H&R Block's AI is a more visible part of the website and is more like a typical chatbot in the vein of ChatGPT. H&R Block told me that the company uses his Microsoft foundational technology and has specially trained its in-house tax lab to get answers.
The answers to my questions were more on-topic, but I was also more likely to make up incorrect answers. For example, at the recommendation of a tax professional, I asked a specific question about cryptocurrencies. Do I need to report so-called wash transactions where the net amount is zero? H&R Block's bot said the IRS doesn't consider this question. However, that is not true, it is a fact, and the wash sale rule does not apply to cryptocurrencies.
The company says AI Tax Assist answers are hand-picked based on the most common questions asked by customers over the past year, so “niche” questions like questions about virtual currency sales rules “We may not be able to fully deal with it,” he said.
H&R Block also suggested that my questions lacked the “specificity and clarity” that AI needs to be effective.
Imagine being given such an excuse by a human tax agent.
Users are not guinea pigs
Clearly, both bots needed more work. So why include them in a product used by tens of millions of people who are stressed about paying actual taxes?
Companies seem to have different standards for where responsibility lies than I do. They think it's okay to give bad answers to some people as long as the following conditions are met: Some people get better things, and the system continues to improve. In other words, we are their guinea pigs.
The Q&A feature I tested is still in the “very early stages” and is “just one part of the broader use of AI in TurboTax,” says Intuit's Nolan. “It's only her first year, but we continue to innovate with her Intuit Assist and how we can better serve our customers,” she said.
My take: If AI is built into a product, it needs to work.
H&R Block spokeswoman Terry Daly wrote in an email: Will it happen? Probably not. The main reason for this is that our country's tax system is extremely complex and the wording is ambiguous. ”

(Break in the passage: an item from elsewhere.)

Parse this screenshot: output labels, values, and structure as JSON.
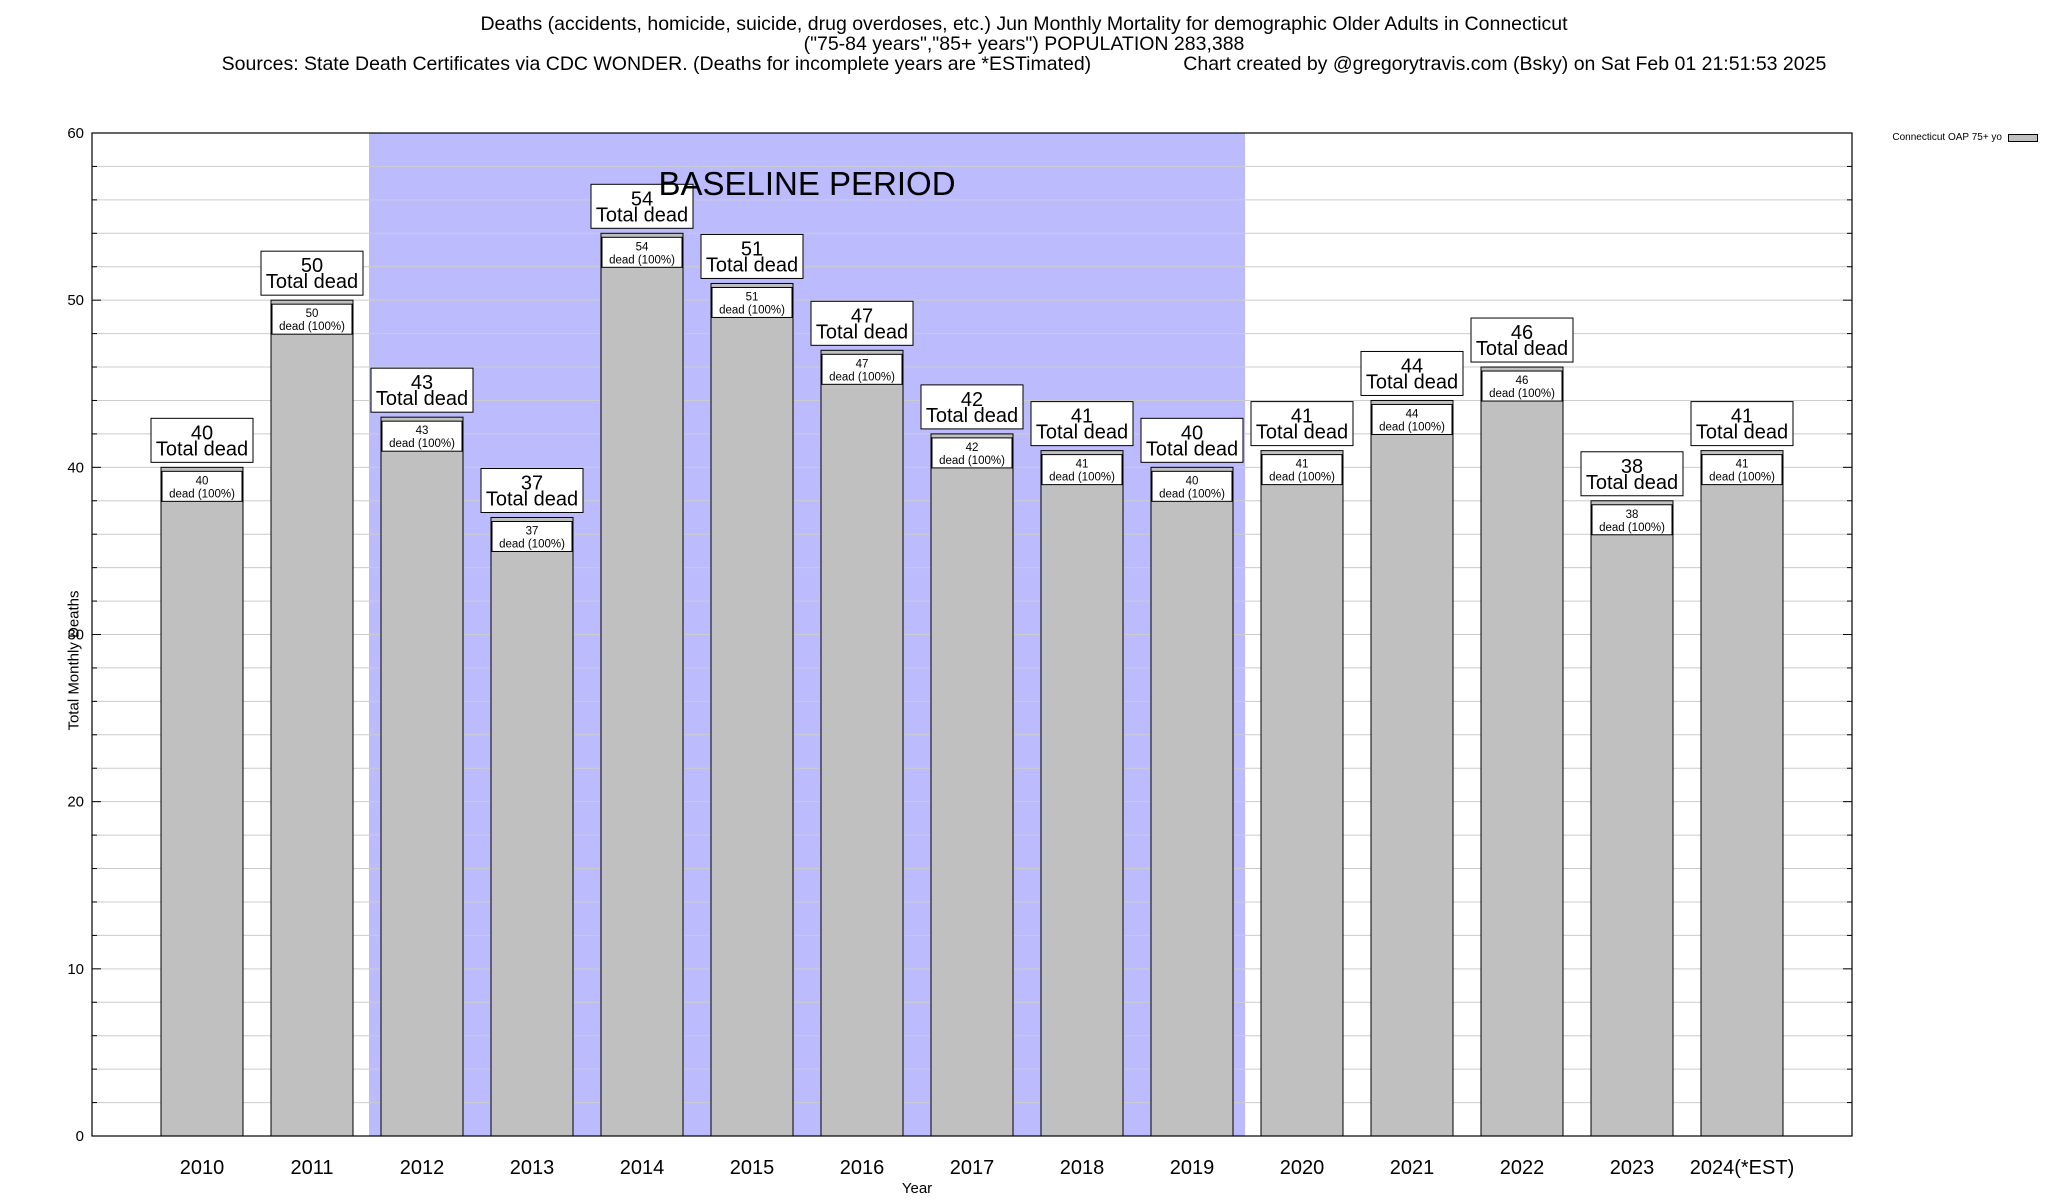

She continued: “We believe in being very careful by placing language that prompts individuals to confirm their answers directly above the prompt area. Other features such as guided interviews built into our DIY software We feel strongly that allowing individuals to connect to Tax Pro for free will ultimately ensure correct filing.”
It is not wise to include a disclaimer. You're shifting the blame onto users who are probably not in a position to assess the situation. Taking ownership means working behind the scenes to test and improve your product until it can give you the right answers to questions and say “I don't know” when you don't know. It means that.
H&R Block also touted the fact that it provides access to human agents at no additional cost. That's all well and good, but for complex tax topics, you often need to already be a tax expert to know that one of the AI's answers is questionable.
Shouldn't companies that market AI as an information source be held liable for harms that result from AI? Unfortunately, without stronger laws, we can't let both Intuit and H&R Block give you the wrong advice. A disclaimer in a company's fine print may be enough to protect it from liability for doing something.
At least in one respect both companies are doing the right thing. Both companies have told me they guarantee the accuracy of their tax returns and will help them if they are audited because they listened to bad AI advice. Let's hope it's done through humans and not chatbots.